Furthermore, in his entry for a virtually identical stucco relief in the Thyssen-Bornemisza collection (loc. cit.), Anthony Radcliffe proposed that there were two general groups which derived from Donatello's original model: those cast from the Verona mould, and others to the Metropolitan mould - the latter so-called after a version in the Metropolitan Museum of Art, New York. Of the former, and of which the present lot is an example, Pope-Hennessy determined that there were sixteen recorded or known versions of the composition, although a further number have since come to light. They are all cast in stucco and are set on a raised base decorated with a band of overlapping leaves. They are all weathered, although the present lot is in remarkably good condition, and were intended to adorn a street-facing doorways - hence their general condition. Of the Metropolitan examples, a significantly larger number of casts exist. All are cast in terracotta, and are modelled without the base and with slightly altered drapery.
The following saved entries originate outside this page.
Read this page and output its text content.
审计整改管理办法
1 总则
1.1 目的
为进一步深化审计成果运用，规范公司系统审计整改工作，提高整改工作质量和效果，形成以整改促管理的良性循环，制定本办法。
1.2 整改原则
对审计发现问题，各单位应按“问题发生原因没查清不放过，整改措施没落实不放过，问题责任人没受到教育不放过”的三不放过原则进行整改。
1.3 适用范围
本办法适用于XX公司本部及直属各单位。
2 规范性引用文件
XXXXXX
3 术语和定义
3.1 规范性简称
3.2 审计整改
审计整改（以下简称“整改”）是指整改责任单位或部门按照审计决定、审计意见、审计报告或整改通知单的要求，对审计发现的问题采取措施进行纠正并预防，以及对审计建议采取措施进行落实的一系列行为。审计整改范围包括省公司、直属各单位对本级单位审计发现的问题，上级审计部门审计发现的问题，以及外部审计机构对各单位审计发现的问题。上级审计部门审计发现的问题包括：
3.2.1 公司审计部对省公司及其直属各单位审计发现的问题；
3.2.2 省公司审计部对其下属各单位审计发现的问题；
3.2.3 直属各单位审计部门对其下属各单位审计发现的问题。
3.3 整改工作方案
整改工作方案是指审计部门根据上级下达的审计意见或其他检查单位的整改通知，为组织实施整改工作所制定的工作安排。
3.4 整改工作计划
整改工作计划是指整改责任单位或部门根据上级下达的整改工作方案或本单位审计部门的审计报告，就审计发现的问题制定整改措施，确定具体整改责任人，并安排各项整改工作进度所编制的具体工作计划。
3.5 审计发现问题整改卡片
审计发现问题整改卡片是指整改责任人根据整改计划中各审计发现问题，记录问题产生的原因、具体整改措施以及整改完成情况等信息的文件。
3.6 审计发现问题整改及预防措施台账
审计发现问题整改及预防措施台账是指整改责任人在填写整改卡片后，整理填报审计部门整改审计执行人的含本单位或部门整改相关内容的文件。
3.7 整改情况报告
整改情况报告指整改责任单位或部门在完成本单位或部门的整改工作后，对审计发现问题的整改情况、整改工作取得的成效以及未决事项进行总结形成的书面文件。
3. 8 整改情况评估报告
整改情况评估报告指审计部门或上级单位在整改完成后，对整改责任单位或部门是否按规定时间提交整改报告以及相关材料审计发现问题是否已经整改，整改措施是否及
Their generally good condition would suggest that they were all intended to adorn an interior.

Both Pope-Hennessy and Venturi (ibid, p. 51) individually concluded that, on the basis of stylistic comparison to Donatello's oeuvre, the model for the Verona Madonna had to have been created while he was working in Padua between 1447 and 1453, and while it is likely that the present relief was cast in, or around, that time, one cannot preclude the possibility that it, along with the other related casts, was produced at a slightly later date.